The evolution of MySQL HeatWave to the data lakehouse
Oracle's move to a data lakehouse for MySQL HeatWave is a recognition that more data organizations often want to work outside of a database in other data repositories such as data lakes and cloud data warehouses.
"Although we do get a lot of customers migrating into MySQL Heatwave, we do recognize that there is a huge growth of data outside the databases in files," said Nipun Agarwal, senior vice president of research and advanced development at Oracle.
The MySQL HeatWave Lakehouse supports multiple file types that are stored in cloud object storage systems including the open source Apache Parquet format, comma-separated values (CSV) files, and as backups from Amazon Aurora and Redshift data warehouse services.
MySQL HeatWave Lakehouse users will be able to run queries that cut across data in the database and combine it with data that's in the object store.
How the MySQL Heatwave data lakehouse works
The MySQL database has long had the InnoDB storage engine, which is optimized for performance, as a primary option for users to store and access data.
When data is read from a MySQL database table, the MySQL HeatWave service transforms the data into an in-memory representation that's optimized for scalability. The in-memory representation includes all the same data as what is in the database table -- running on system memory, rather than needing to load first from storage.
With the new lakehouse capability, MySQL HeatWave is taking a similar approach for cloud object storage data.

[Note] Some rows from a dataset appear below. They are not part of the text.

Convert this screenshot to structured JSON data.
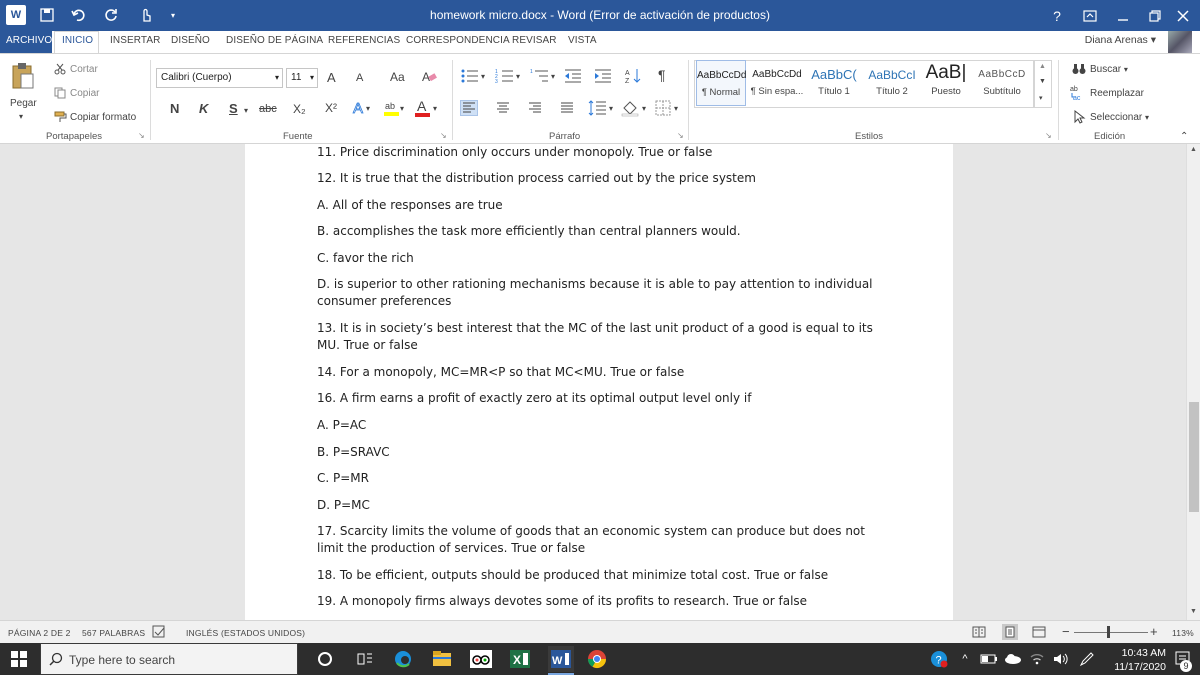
{
  "titlebar": {
    "title": "homework micro.docx -  Word (Error de activación de productos)",
    "app_icon": "word-icon",
    "help": "?"
  },
  "tabs": [
    "ARCHIVO",
    "INICIO",
    "INSERTAR",
    "DISEÑO",
    "DISEÑO DE PÁGINA",
    "REFERENCIAS",
    "CORRESPONDENCIA",
    "REVISAR",
    "VISTA"
  ],
  "active_tab": "INICIO",
  "user": "Diana Arenas",
  "ribbon": {
    "clipboard": {
      "paste": "Pegar",
      "cut": "Cortar",
      "copy": "Copiar",
      "format_painter": "Copiar formato",
      "group": "Portapapeles"
    },
    "font": {
      "name": "Calibri (Cuerpo)",
      "size": "11",
      "group": "Fuente",
      "bold": "N",
      "italic": "K",
      "underline": "S",
      "strike": "abc",
      "grow": "A",
      "shrink": "A",
      "case": "Aa",
      "sub": "X₂",
      "sup": "X²"
    },
    "paragraph": {
      "group": "Párrafo"
    },
    "styles": {
      "group": "Estilos",
      "items": [
        {
          "sample": "AaBbCcDd",
          "name": "¶ Normal"
        },
        {
          "sample": "AaBbCcDd",
          "name": "¶ Sin espa..."
        },
        {
          "sample": "AaBbC(",
          "name": "Título 1"
        },
        {
          "sample": "AaBbCcI",
          "name": "Título 2"
        },
        {
          "sample": "AaB|",
          "name": "Puesto"
        },
        {
          "sample": "AaBbCcD",
          "name": "Subtítulo"
        }
      ]
    },
    "editing": {
      "group": "Edición",
      "find": "Buscar",
      "replace": "Reemplazar",
      "select": "Seleccionar"
    }
  },
  "document": {
    "paragraphs": [
      "11. Price discrimination only occurs under monopoly. True or false",
      "12. It is true that the distribution process carried out by the price system",
      "A. All of the responses are true",
      "B. accomplishes the task more efficiently than central planners would.",
      "C. favor the rich",
      "D. is superior to other rationing mechanisms because it is able to pay attention to individual consumer preferences",
      "13. It is in society’s best interest that the MC of the last unit product of a good is equal to its MU. True or false",
      "14. For a monopoly, MC=MR<P so that MC<MU. True or false",
      "16. A firm earns a profit of exactly zero at its optimal output level only if",
      "A. P=AC",
      "B. P=SRAVC",
      "C. P=MR",
      "D. P=MC",
      "17. Scarcity limits the volume of goods that an economic system can produce but does not limit the production of services. True or false",
      "18. To be efficient, outputs should be produced that minimize total cost. True or false",
      "19. A monopoly firms always devotes some of its profits to research. True or false"
    ]
  },
  "statusbar": {
    "page": "PÁGINA 2 DE 2",
    "words": "567 PALABRAS",
    "language": "INGLÉS (ESTADOS UNIDOS)",
    "zoom": "113%",
    "zoom_minus": "−",
    "zoom_plus": "+"
  },
  "taskbar": {
    "search_placeholder": "Type here to search",
    "time": "10:43 AM",
    "date": "11/17/2020",
    "notifications": "9"
  },
  "colors": {
    "word_blue": "#2b579a",
    "taskbar": "#2d2d2d",
    "doc_bg": "#e6e6e6"
  }
}
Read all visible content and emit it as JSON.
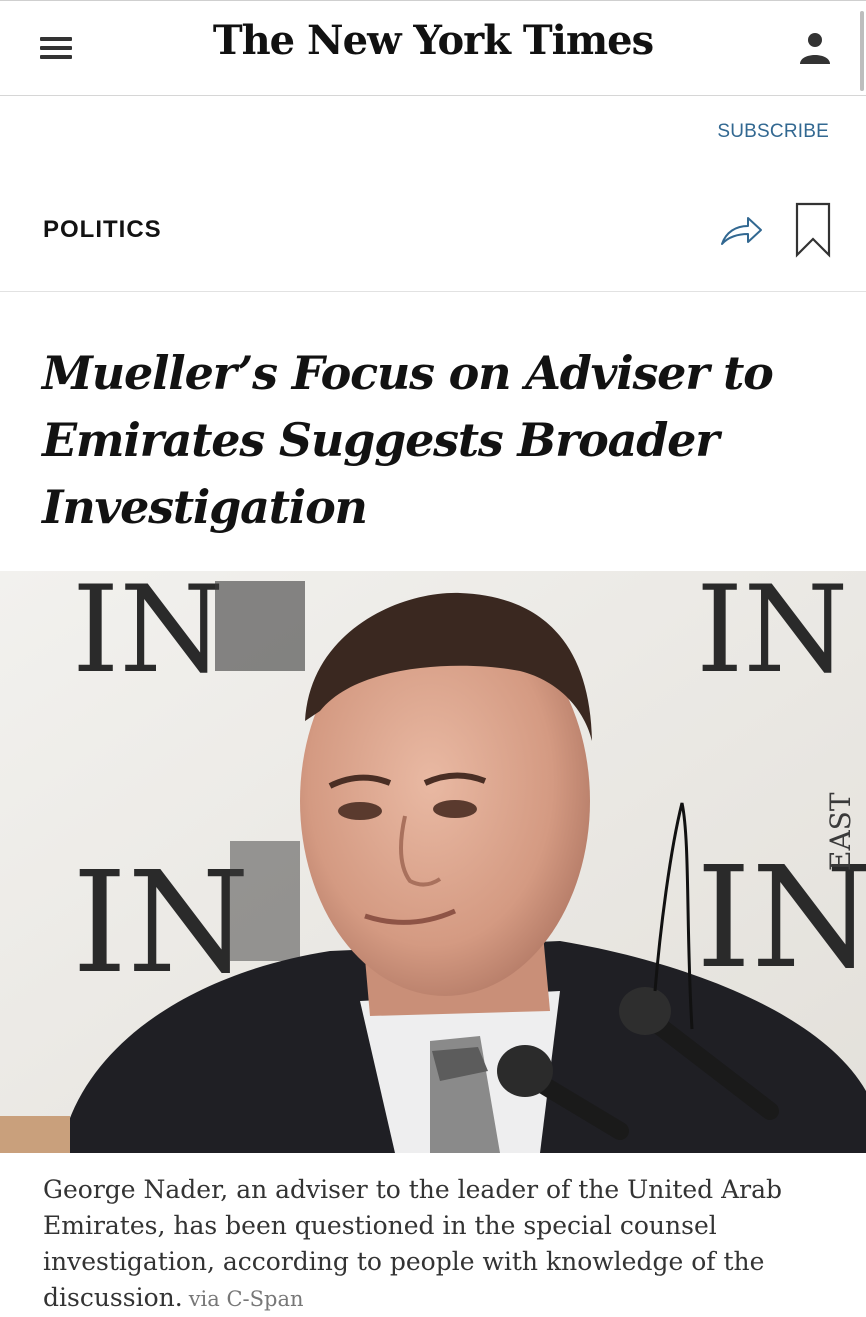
{
  "header": {
    "logo": "The New York Times",
    "menu_icon": "hamburger-menu-icon",
    "account_icon": "user-account-icon"
  },
  "subscribe_label": "SUBSCRIBE",
  "section": {
    "label": "POLITICS",
    "share_icon": "share-arrow-icon",
    "bookmark_icon": "bookmark-icon"
  },
  "article": {
    "headline": "Mueller’s Focus on Adviser to Emirates Suggests Broader Investigation",
    "image": {
      "backdrop_text": [
        "IN",
        "IN",
        "IN",
        "IN",
        "EAST"
      ]
    },
    "caption": "George Nader, an adviser to the leader of the United Arab Emirates, has been questioned in the special counsel investigation, according to people with knowledge of the discussion.",
    "credit": "via C-Span"
  },
  "colors": {
    "link": "#326891",
    "text": "#121212",
    "caption": "#333333"
  }
}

Data from cloud object storage, such as a CSV file, is first read by the MySQL HeatWave Lakehouse service and then transformed into an in-memory representation. The transformation piece is enabled in part with an auto schema inference capability that automatically takes information from a cloud object storage file and converts it into a schema with the right column structure.
Different cloud object storage systems and file formats can also potentially have different performance characteristics that can affect the loading of data into MySQL HeatWave for queries. To address this, Oracle is providing a feature it calls adaptive data flow that automatically adjusts to the performance of the underlying object storage system, wherever it is running.
The purpose of the optimizations, with auto inference and adaptive data flow, is to speed up object storage queries in the lakehouse.
"There is no performance hit regardless of whether the data is in InnoDB or an external object store, " Agarwal said.